Ricerche di mercato, tendenze sensoriali, nuovi metodi e analisi di prodotti
 

Chi ha detto che i Millennials non consumano vino?

Millennials qSono i nati tra il 1977 e il 1999 i soggetti degli ultimi studi sul marketing del vino, condotti dalle svariate università mondiali, con particolare rilevanza verso gli Stati Uniti e l’Italia.
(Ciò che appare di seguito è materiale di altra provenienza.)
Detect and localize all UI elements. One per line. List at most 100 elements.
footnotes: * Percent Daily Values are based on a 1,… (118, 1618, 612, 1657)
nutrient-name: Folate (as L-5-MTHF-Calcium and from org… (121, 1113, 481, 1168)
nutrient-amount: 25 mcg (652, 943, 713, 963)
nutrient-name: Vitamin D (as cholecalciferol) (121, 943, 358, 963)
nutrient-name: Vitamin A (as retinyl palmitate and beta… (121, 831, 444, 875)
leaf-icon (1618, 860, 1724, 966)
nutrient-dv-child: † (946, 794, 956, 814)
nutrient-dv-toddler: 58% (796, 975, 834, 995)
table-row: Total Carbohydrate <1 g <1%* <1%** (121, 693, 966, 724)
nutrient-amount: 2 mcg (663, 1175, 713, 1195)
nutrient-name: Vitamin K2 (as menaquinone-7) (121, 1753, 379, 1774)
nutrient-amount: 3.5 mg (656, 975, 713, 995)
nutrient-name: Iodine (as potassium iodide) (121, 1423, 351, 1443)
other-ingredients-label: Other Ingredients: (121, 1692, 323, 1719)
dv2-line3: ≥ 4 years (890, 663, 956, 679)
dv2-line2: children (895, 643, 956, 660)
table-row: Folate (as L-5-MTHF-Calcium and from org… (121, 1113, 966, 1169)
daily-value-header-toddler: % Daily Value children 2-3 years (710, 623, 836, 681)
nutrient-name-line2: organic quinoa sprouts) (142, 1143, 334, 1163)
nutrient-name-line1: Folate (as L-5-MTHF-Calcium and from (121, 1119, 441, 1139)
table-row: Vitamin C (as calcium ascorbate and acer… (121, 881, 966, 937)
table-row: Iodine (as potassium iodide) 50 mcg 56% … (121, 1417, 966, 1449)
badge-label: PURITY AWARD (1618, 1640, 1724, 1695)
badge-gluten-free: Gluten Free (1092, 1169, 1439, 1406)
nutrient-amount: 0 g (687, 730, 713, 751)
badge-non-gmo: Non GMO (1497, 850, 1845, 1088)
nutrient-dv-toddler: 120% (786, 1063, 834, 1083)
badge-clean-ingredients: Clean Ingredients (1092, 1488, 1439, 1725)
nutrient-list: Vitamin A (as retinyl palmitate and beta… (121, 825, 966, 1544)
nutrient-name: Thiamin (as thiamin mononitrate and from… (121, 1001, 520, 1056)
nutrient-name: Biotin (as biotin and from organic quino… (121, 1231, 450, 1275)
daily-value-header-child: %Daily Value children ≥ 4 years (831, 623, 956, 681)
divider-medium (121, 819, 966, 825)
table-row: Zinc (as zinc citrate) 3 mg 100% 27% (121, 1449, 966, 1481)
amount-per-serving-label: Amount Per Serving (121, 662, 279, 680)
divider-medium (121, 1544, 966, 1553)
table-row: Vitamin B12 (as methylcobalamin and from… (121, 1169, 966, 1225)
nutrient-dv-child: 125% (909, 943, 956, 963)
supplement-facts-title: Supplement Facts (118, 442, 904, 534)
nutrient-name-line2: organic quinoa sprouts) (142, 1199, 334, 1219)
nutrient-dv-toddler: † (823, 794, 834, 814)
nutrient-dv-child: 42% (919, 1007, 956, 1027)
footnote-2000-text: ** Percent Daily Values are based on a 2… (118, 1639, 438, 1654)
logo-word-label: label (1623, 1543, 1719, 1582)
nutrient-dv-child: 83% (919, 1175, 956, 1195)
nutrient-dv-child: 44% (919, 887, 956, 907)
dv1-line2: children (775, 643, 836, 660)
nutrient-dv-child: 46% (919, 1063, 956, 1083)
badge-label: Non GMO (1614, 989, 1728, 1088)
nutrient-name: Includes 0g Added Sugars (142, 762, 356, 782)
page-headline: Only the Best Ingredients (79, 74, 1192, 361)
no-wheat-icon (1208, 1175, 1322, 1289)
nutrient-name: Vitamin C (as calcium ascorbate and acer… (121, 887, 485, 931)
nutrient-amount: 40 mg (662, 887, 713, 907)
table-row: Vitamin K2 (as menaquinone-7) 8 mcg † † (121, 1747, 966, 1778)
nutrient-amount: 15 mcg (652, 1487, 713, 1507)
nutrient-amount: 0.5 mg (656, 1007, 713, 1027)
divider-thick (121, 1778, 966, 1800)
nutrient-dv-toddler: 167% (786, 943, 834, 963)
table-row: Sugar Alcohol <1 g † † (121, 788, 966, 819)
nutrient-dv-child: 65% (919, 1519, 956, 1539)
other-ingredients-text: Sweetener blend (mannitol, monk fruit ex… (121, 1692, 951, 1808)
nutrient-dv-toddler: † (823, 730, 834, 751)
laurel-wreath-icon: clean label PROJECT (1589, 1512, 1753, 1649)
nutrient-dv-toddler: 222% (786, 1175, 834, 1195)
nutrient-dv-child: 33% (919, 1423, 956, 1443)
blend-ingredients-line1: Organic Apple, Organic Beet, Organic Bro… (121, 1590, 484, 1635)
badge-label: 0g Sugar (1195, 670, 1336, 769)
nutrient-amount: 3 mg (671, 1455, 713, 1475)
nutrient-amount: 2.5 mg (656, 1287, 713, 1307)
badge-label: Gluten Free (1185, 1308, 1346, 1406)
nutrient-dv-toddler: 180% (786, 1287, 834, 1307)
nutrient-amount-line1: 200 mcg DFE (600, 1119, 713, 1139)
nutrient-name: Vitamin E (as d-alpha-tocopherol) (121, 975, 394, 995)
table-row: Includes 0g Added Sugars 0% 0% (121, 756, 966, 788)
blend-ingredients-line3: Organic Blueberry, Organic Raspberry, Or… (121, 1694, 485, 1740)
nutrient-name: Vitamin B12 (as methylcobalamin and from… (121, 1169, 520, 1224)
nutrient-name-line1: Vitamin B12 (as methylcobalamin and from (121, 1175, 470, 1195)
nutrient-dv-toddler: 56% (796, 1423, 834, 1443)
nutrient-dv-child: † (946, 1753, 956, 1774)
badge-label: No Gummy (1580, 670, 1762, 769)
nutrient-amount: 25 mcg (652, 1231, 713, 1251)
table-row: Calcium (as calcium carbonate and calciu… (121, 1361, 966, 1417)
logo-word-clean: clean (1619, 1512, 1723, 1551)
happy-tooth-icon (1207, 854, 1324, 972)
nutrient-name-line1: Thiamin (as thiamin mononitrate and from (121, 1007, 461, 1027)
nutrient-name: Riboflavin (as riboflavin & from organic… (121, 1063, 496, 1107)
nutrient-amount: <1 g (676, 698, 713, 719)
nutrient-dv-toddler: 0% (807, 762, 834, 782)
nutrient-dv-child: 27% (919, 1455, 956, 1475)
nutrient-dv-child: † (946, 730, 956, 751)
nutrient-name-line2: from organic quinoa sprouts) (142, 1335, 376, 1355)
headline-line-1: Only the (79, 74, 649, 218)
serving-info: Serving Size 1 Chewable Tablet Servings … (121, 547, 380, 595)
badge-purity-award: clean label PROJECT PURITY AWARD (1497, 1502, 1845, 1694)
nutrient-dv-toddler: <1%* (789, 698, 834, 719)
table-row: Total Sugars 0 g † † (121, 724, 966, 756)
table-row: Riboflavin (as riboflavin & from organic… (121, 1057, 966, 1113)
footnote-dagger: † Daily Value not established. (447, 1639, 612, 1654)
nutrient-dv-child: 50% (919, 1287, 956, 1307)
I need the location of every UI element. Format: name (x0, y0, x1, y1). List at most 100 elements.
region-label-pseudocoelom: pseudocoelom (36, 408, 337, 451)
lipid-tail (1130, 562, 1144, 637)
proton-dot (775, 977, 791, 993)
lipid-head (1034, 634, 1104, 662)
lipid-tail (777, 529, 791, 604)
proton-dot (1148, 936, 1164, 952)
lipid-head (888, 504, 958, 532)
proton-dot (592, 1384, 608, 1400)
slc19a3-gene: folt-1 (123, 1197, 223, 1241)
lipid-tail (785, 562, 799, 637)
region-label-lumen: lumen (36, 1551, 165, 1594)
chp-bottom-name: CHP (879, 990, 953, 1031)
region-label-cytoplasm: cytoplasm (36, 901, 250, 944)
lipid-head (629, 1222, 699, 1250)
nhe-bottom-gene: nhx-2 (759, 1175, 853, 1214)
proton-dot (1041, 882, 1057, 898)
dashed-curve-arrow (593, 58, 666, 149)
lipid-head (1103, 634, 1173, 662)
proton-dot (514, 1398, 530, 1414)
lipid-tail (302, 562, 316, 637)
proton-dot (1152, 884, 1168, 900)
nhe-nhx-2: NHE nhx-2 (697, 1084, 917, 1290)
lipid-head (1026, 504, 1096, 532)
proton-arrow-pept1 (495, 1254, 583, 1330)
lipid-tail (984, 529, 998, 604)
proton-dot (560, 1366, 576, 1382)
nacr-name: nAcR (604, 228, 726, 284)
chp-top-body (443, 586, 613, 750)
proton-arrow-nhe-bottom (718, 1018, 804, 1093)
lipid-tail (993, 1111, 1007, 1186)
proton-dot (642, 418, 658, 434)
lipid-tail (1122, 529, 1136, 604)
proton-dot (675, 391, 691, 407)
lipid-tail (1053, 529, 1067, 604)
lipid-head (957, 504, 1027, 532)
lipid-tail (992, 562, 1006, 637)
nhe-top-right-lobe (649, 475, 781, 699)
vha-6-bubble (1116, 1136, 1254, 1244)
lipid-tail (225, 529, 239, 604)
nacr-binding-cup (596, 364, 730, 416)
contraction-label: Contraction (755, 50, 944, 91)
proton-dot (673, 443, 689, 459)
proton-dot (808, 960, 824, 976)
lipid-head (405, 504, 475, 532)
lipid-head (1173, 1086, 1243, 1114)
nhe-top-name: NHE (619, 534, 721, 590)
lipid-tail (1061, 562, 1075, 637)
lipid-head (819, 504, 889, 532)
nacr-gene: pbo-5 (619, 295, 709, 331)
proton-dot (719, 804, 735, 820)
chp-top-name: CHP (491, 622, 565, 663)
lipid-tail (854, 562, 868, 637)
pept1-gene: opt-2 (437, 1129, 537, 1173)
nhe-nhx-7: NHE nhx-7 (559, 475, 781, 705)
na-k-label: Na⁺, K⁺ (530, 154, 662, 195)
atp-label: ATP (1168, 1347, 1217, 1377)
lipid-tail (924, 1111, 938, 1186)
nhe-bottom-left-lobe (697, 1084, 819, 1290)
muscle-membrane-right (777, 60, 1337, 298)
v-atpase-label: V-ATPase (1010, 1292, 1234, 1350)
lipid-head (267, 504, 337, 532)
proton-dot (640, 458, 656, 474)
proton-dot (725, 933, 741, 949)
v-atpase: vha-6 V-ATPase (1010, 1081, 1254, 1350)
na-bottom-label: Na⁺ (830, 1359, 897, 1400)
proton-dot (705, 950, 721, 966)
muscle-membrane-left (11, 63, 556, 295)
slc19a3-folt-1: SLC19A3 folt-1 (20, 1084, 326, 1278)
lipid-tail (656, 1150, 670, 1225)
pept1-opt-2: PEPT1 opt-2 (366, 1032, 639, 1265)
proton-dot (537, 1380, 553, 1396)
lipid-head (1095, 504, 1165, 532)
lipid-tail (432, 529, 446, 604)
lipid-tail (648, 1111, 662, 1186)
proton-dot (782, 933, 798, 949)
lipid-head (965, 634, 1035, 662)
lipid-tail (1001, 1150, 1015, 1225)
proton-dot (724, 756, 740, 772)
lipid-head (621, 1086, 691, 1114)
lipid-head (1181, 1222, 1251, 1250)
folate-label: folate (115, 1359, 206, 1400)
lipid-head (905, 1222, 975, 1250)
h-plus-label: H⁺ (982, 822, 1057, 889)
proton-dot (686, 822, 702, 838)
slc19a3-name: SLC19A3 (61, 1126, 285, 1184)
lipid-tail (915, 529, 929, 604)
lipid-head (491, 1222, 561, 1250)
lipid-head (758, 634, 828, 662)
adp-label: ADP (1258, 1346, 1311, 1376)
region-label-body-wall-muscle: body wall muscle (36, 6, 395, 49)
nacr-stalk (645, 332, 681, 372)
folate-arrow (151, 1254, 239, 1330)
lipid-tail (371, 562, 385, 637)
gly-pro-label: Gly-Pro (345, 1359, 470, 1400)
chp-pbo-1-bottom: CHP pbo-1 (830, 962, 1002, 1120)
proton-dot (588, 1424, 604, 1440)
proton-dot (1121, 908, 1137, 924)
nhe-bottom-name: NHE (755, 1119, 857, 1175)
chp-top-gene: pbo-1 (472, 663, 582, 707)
Negli Stati Uniti, primo mercato di export per le nostre bottiglie, il sorpasso rispetto alla generazione precedente c’è già stato: gli 80 milioni di Millennials americani rappresentano la generazione che in quantità beve più vino di qualsiasi altra, con il 42% di tutti i consumi. I giovani adulti Usa scelgono il vino in primis per la notorietà del brand e poi per il tipo di vino. All’opposto, il primo criterio di scelta dei Millennials italiani è la tipologia del vino mentre la notorietà del brand è del tutto marginale. Nella scelta del vino subentrano altri fattori puramente estetici e di design come il packaging e le etichette, ma anche l’attenzione all’innovazione, alla sostenibilità, alla creatività, ai premi vinti e alle descrizioni sensoriali.
Dato che i Millennial americani costituiscono il maggior gruppo di consumatori registrato nella storia degli Stuti Uniti nei termini del potere di acquisto con un introito anno di 211 miliardi di dollari non è giunta l’ora che i produttori italiani inizino a costruire piani strategici di comunicazione? I giovani sia italiani sia americani viaggiano di più e acquisiscono di giorno in giorno nuove informazioni e nuovi input di acquisto, ma non solo, la cultura giovanile si sta trasmettendo sempre più facilmente attraverso internet e social network. Il Centro Studi Assaggiatori ha studiato e ha messo a punto nuovi metodi di comunicazione digitale e contenuti web per la divulgazione di contenuti sensoriali sempre più richiesti dai nuovi Millennials, dovrebbe quindi essere giunta l’ora che i produttori, in base alle tendenze, innovino il loro modo di comunicare.